WALLACE v. STATE, 84 Nev. 532 (1968)

445 P.2d 29

BYRON MAX WALLACE, APPELLANT, v. THE STATE OF NEVADA, RESPONDENT.

No. 5498Supreme Court of Nevada.
September 18, 1968

Appeal from the Eighth Judicial District Court, Clark County; John F. Mendoza, J.

Raymond E. Sutton, of Las Vegas, for Appellant.

Harvey Dickerson, Attorney General, George E. Franklin, Jr., District Attorney, George H. Spizzirri, Deputy District Attorney, Clark County, for Respondent.

Page 533

OPINION
By the Court, ZENOFF, J.:

Byron Max Wallace was charged with the crimes of possession of narcotics (NRS 453.030 (1965)) and planting or cultivating marijuana (NRS 453.330 (1965)). After preliminary hearing he was bound over to district court for trial, but he sought release by habeas corpus alleging that no sufficient cause existed to hold him, and that he could not be charged with both crimes because they arose out of the same incident. His petition for habeas corpus was denied and he appeals.

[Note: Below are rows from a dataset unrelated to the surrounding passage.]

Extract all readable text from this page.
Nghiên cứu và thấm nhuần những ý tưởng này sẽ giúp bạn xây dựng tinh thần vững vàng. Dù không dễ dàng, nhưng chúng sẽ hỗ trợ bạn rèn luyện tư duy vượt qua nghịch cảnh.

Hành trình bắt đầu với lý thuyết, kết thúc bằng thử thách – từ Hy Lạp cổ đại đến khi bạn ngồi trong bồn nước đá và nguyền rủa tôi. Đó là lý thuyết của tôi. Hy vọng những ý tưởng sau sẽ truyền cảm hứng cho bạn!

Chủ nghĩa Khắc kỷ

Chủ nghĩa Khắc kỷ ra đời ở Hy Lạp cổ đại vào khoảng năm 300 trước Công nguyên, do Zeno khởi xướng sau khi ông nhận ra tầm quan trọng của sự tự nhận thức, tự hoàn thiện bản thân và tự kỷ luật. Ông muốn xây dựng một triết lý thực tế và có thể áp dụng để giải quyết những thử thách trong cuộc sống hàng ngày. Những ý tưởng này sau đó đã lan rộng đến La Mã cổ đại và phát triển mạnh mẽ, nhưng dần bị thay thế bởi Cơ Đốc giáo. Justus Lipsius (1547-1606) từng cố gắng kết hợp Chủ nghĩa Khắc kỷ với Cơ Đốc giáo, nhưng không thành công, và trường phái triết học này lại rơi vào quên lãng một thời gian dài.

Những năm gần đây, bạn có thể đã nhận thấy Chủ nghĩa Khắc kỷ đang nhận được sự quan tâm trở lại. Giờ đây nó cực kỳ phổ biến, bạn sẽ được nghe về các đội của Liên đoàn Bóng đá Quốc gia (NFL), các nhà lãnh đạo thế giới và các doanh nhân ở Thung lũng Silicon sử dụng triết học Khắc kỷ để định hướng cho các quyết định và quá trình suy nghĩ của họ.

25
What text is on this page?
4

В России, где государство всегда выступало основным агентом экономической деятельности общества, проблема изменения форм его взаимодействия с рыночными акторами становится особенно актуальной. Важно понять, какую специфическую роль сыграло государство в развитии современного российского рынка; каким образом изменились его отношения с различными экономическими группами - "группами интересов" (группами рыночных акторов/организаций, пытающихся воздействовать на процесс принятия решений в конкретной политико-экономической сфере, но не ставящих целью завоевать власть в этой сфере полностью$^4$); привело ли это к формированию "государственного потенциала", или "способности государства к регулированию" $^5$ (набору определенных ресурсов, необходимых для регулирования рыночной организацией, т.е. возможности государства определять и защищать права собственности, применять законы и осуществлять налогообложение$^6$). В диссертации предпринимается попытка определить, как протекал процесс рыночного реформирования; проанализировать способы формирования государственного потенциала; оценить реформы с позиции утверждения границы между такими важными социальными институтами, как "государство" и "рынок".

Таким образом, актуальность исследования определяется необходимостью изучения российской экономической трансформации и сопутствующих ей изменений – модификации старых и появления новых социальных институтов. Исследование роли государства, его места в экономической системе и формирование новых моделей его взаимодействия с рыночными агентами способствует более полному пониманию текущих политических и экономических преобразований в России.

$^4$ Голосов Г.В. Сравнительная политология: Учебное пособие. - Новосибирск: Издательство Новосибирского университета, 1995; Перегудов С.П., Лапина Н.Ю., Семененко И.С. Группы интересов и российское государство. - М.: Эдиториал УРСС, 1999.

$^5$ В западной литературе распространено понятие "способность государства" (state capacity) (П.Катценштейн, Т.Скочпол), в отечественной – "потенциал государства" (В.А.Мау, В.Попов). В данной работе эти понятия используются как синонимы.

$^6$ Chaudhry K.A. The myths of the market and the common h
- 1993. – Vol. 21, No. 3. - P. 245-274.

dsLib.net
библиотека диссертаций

The police were directed by an informant to Wallace’s trailer where they observed marijuana growing in his back yard. When arrested he volunteered, “It is about those plants in my back yard, isn’t it?” At the preliminary hearing he testified that he had smoked marijuana and was familiar with it. He admitted planting the seeds but denied knowing that they were marijuana.

We are satisfied from the record that reasonable cause exists to hold Wallace for trial. The seizure of the plants was legal since they were open to public view and no search warrant was therefore needed. The record also shows sufficiently that he and his wife had consented to the officers’ entry onto the premises.

His contention that he cannot be charged with both crimes has no merit. He can be tried on both, but convicted of only one. Fairman v. State, 83 Nev. 137, 425 P.2d 342 (1967). Thus the trial may proceed since the violation of that principle has not yet occurred.

Affirmed.

THOMPSON, C.J., COLLINS, BATJER, and MOWBRAY, JJ., concur.